Overexpression of miR-513c-5p suppresses pyroptosis of VECs and DVT formation by inhibiting caspase-1. (A) Expression of miR-513c-5p in vascular tissue was detected by qRT-PCR in DVT mice treated with NC, miR-513c-5p mimics, respectively. (B) Relative expression of miR-513c-5p was measured by qRT-PCR in PBMCs of DVT each treatment group. (C) Confocal microscopy images of miR-513c-5p expression in vascular tissues (miR-513c-5p, red; DAPI, blue) (magnification, ×200). Scale bars = 100 μm. (D) H&E staining of serial cross sections of inferior vena cava (IVC) from DVT mice treated with NC, miR-513c-5p mimics at 48 h (magnification, ×40), respectively.
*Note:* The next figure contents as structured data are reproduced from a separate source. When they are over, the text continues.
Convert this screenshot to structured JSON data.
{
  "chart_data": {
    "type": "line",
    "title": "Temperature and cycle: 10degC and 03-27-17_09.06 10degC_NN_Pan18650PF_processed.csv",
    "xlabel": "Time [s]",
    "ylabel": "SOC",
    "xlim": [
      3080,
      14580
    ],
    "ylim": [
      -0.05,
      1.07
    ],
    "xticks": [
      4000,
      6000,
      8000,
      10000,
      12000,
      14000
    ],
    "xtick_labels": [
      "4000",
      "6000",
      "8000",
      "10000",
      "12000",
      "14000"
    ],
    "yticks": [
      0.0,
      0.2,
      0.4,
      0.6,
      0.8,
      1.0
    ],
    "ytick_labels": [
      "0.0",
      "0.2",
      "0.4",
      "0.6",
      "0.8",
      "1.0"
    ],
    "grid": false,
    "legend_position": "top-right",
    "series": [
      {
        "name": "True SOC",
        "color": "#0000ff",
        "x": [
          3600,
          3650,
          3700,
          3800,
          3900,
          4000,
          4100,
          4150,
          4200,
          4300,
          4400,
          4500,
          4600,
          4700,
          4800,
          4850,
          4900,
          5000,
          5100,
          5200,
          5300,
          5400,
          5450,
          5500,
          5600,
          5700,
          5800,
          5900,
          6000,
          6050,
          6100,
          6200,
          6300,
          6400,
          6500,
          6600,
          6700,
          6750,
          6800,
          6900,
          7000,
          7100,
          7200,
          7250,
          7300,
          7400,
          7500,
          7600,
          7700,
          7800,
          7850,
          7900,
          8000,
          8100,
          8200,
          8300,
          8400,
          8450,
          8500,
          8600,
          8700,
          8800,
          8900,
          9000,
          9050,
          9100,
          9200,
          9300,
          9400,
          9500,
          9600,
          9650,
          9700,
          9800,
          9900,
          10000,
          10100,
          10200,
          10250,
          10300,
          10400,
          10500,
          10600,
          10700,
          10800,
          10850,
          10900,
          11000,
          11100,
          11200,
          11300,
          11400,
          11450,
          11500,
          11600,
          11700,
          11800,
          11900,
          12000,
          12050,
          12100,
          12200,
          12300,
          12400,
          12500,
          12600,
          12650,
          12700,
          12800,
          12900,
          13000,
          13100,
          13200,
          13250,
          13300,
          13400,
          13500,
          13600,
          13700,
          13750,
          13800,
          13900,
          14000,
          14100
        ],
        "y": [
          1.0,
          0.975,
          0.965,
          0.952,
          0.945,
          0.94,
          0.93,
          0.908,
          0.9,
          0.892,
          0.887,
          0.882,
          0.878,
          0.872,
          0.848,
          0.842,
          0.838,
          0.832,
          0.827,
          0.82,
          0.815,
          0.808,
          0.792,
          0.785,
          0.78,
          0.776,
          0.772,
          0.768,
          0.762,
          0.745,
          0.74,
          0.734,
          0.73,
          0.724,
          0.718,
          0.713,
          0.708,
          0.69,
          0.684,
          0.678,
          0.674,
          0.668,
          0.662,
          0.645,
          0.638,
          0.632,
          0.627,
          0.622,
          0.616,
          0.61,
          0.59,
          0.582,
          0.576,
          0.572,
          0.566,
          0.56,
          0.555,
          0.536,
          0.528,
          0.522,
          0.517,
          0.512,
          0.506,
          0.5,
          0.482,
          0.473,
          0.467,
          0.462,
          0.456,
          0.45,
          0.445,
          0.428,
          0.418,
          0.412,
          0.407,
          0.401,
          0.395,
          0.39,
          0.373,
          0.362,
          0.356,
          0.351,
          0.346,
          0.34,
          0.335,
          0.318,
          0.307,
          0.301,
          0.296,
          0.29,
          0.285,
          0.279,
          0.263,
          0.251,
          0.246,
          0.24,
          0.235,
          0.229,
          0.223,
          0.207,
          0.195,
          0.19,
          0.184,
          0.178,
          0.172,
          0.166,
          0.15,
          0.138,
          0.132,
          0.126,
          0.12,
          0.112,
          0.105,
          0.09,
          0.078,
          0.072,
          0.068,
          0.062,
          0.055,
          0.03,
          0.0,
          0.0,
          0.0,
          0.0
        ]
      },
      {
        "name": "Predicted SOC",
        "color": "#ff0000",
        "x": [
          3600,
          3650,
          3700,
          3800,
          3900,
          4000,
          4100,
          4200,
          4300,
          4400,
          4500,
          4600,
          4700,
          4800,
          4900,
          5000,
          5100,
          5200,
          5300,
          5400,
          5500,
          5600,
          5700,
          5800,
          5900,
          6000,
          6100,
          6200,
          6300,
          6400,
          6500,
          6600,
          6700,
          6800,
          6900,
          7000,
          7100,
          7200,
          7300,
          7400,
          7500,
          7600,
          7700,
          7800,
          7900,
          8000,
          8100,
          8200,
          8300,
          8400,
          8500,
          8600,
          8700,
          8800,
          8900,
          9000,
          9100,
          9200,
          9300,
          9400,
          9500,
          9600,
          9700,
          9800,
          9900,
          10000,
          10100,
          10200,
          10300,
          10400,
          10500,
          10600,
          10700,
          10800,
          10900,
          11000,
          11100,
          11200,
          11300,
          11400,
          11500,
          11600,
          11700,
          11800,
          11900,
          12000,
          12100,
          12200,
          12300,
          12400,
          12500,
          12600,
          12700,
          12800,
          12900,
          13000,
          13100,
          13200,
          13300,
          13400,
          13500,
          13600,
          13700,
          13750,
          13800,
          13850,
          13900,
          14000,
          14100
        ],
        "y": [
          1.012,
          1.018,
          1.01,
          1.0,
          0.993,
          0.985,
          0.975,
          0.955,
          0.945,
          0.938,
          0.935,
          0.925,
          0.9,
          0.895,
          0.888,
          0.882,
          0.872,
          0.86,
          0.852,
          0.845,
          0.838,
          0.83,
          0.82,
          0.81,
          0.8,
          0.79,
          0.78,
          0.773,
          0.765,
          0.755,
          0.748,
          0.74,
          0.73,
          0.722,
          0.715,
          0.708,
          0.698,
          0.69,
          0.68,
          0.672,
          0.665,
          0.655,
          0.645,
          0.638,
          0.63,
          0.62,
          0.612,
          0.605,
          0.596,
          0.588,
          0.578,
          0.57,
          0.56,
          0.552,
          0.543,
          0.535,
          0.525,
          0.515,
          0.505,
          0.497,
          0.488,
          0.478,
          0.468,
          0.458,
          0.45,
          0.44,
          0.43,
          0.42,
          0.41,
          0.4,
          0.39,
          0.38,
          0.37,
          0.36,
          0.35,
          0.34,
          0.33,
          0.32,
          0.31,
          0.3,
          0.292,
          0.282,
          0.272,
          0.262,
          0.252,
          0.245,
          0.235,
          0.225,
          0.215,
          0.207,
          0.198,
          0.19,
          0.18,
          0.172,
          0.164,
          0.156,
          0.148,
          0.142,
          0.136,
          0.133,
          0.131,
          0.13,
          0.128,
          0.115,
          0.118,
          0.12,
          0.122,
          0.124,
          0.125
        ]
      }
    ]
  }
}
Scale bars = 500 μm. (E) Representative images of thrombi in each treatment group were detected by vascular ultrasound at 48 h post-operation. (F) Thrombus length and weight at 48 h post-operation in DVT mice (n = 15) treated with NC, miR-513c-5p mimics. (G) Caspase-1 mRNA level was determined by qRT-PCR in vascular tissue of each treatment group. (H) Caspase-1 and GSDMD protein levels were determined by Western blot in vascular tissue of DVT each treatment group. (I) IL-1β and IL-18 protein levels in vascular tissue were determined by ELISA in DVT each treatment group. **p < 0.01, ***p < 0.001, and ****p < 0.0001.

FIGURE 8

Schematic diagram of miR-513c-5p/caspase-1/GSDMD signal axis alteration in DVT pathogenesis. The down-regulation of miR-513c-5p in vascular endothelial cells relieved the inhibition of caspase-1 expression and resultant enhances of pyroptosis caused injury of endothelial cell, which lead to DVT formation.